Hidden threat to exporters

As port congestion expands in India, and fears grow at ports around the world, exporters could face unexpected costs for undelivered cargo

In the UK, ports and port workers are essential, as are drivers and other participants in the supply chain. But even with the ports operating relatively normally, if importers fail to pick up containers, because their warehouses are full or they are closed, or because retailers have requested delayed deliveries, ports will start to run out of places to store incoming containers.

In the US, shipping lines and terminals are warning of imports piling up in the coming weeks and with huge backlogs of containers already building up at key Indian gateways, global supply chains could be facing an unprecedented crisis, if the hotspots of boxes piling up at ports, and container freight stations expands and spreads.
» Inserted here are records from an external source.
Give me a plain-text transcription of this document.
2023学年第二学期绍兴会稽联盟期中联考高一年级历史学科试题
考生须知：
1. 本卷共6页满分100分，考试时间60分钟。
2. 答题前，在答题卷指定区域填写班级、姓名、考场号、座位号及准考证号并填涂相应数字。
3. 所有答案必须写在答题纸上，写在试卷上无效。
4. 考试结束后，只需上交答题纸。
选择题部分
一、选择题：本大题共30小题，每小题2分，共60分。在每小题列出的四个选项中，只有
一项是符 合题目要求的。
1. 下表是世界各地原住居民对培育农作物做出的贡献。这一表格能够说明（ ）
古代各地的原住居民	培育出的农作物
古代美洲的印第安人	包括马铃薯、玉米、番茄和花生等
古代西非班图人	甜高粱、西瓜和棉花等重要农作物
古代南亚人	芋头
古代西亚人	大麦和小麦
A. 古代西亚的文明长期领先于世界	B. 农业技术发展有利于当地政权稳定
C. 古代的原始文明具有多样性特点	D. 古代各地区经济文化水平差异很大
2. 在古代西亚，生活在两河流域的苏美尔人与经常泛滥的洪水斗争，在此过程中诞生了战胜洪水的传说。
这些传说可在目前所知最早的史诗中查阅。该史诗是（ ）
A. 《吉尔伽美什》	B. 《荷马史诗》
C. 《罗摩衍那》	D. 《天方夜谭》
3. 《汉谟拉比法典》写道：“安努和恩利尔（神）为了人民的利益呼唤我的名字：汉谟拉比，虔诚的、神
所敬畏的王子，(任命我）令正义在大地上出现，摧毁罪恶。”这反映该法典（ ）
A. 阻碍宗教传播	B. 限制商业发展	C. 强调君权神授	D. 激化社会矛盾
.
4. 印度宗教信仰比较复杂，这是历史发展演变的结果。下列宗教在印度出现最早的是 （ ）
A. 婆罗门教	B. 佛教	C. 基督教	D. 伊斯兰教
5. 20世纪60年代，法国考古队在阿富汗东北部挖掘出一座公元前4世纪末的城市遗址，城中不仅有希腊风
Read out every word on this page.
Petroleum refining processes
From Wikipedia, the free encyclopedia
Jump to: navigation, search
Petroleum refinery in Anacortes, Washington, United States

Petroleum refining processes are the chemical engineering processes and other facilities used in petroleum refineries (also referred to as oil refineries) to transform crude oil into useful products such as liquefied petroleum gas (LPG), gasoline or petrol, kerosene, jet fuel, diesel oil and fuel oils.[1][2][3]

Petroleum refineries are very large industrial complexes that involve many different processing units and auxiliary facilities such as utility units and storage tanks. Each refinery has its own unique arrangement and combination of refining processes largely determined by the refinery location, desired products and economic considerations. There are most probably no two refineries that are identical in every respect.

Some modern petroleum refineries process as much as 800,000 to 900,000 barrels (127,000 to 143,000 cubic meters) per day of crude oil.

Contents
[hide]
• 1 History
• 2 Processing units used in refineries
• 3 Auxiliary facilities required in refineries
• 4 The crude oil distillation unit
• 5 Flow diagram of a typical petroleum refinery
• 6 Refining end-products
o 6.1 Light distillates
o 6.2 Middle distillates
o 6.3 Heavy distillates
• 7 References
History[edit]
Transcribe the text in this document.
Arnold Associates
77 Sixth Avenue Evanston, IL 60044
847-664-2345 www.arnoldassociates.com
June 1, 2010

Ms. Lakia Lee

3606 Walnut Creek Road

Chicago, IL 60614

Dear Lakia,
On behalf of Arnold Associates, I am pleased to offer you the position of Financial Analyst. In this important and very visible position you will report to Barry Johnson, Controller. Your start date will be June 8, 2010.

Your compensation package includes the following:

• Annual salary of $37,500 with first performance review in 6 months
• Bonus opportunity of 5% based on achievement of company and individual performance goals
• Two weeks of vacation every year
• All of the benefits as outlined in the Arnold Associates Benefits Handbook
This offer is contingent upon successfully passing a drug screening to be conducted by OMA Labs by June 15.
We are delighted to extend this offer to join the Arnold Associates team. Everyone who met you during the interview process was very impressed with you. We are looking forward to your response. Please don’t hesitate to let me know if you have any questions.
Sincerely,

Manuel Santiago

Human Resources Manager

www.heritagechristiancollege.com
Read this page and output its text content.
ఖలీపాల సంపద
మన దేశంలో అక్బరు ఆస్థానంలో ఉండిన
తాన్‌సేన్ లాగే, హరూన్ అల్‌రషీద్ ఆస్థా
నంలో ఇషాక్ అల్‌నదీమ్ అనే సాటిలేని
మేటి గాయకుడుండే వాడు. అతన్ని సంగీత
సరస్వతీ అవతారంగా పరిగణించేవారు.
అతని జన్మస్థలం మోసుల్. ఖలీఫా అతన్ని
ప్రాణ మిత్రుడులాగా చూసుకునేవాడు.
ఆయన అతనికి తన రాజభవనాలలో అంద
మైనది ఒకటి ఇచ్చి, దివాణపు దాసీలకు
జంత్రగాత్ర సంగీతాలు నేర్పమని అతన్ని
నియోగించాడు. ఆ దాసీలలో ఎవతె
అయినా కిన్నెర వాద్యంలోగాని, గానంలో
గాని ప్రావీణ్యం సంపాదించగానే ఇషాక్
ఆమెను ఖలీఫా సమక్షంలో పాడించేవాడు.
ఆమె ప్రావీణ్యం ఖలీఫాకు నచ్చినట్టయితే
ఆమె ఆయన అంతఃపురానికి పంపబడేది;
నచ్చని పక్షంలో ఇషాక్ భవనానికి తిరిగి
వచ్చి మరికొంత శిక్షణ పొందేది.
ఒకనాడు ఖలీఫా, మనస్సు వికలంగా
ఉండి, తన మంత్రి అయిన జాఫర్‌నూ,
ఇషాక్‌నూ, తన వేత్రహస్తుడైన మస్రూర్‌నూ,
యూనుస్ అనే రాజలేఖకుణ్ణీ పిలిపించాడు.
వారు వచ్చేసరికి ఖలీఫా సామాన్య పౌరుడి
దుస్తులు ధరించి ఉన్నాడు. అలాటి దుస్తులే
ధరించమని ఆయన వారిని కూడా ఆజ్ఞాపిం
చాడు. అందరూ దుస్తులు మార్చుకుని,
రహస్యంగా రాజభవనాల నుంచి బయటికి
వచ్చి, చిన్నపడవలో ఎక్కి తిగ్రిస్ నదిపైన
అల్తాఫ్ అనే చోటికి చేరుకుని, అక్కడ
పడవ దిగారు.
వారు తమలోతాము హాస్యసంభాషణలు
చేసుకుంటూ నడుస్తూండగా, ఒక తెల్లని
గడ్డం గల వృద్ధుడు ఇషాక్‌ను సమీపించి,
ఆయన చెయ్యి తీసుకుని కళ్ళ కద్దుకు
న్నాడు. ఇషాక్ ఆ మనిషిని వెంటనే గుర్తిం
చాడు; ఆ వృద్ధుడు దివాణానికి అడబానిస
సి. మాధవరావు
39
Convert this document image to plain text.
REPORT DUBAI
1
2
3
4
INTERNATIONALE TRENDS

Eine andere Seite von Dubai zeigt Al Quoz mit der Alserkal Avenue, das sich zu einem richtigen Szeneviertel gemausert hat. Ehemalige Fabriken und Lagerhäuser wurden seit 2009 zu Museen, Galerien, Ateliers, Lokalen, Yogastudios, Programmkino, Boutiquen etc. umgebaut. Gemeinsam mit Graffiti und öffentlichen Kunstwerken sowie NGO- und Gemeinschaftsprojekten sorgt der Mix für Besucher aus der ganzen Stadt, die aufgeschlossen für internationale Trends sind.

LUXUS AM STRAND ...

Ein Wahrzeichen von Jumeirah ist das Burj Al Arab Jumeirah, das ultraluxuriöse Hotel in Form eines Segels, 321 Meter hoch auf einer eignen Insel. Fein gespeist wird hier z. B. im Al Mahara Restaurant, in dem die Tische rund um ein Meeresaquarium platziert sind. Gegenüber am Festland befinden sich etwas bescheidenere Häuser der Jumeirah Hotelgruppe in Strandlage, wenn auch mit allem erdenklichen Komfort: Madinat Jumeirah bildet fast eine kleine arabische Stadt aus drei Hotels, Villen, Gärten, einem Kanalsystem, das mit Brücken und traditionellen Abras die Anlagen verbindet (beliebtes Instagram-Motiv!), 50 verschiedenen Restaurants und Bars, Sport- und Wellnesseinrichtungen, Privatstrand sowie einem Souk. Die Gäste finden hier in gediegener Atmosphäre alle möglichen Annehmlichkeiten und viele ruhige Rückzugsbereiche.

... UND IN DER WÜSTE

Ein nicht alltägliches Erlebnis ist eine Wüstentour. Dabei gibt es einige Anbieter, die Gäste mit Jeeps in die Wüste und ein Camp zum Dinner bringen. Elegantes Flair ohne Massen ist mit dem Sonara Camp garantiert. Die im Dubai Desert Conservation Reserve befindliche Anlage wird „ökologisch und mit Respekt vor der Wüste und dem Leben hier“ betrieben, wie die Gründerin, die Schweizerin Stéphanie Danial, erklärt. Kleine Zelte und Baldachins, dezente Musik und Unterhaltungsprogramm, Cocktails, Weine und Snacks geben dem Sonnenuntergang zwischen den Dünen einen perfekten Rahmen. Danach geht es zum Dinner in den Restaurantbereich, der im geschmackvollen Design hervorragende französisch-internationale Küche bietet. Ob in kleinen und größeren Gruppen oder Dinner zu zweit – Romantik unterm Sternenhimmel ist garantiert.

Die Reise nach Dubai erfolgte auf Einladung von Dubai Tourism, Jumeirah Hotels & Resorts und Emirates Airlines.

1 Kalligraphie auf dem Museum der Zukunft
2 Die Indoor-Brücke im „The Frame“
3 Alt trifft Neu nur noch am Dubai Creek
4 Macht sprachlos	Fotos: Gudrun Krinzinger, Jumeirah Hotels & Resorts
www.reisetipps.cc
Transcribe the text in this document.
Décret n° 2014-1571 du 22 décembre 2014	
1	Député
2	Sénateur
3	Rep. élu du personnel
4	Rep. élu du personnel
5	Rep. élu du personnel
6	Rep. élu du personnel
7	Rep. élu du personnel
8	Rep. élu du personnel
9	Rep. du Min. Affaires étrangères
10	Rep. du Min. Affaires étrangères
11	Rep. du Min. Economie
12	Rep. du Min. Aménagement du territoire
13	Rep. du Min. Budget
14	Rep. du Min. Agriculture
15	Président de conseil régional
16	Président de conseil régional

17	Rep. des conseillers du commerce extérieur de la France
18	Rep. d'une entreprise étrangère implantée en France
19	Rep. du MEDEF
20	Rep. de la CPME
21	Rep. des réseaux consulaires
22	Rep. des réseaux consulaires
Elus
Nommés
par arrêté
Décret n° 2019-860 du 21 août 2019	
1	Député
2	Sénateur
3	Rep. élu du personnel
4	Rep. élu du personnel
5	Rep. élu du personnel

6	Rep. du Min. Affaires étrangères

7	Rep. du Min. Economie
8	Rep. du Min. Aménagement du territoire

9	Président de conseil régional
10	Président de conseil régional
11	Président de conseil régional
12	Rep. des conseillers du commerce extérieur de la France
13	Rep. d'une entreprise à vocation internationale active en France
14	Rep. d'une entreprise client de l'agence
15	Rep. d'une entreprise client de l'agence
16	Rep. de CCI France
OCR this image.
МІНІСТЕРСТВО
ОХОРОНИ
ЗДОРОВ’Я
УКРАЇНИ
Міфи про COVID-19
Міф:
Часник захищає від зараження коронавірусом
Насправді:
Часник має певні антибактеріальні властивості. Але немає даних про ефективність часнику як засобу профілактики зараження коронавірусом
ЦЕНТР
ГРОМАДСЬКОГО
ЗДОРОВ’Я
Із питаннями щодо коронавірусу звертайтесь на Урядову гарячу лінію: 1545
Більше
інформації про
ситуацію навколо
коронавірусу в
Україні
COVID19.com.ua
Extended stranding of these loaded containers present a potential double-whammy to exporters: the loaded containers are effectively removed from the supply chain, which will in short time create a shortage of equipment for exporters; and the same shortage of equipment could create liability issues with additional costs.

With many exporters contracting to sell their goods under the Carriage Paid To (CPT) Incoterm, they retain liability for them at destination, if if the consignee is unable or unwilling to accept the freight.

Under CPT the exporter delivers the goods to the carrier and assumes all risks, including loss, until the goods are in the care of the nominated party.

Destination costs and charges are not normally their issue or liability, but they will be if the consignee does not accept the freight, or has ceased trading.

The liability then, under bill of lading terms, comes back to the shipper, which could be a major problem if shipping lines start to implement their T&Cs due to port congestion.

Container ports globally are faced with imminent congestion as countless containers from factories in Asia arrive and it affects exporters if those containers are subsequently abandoned or start to hit storage and incur charges that the importers can’t pay.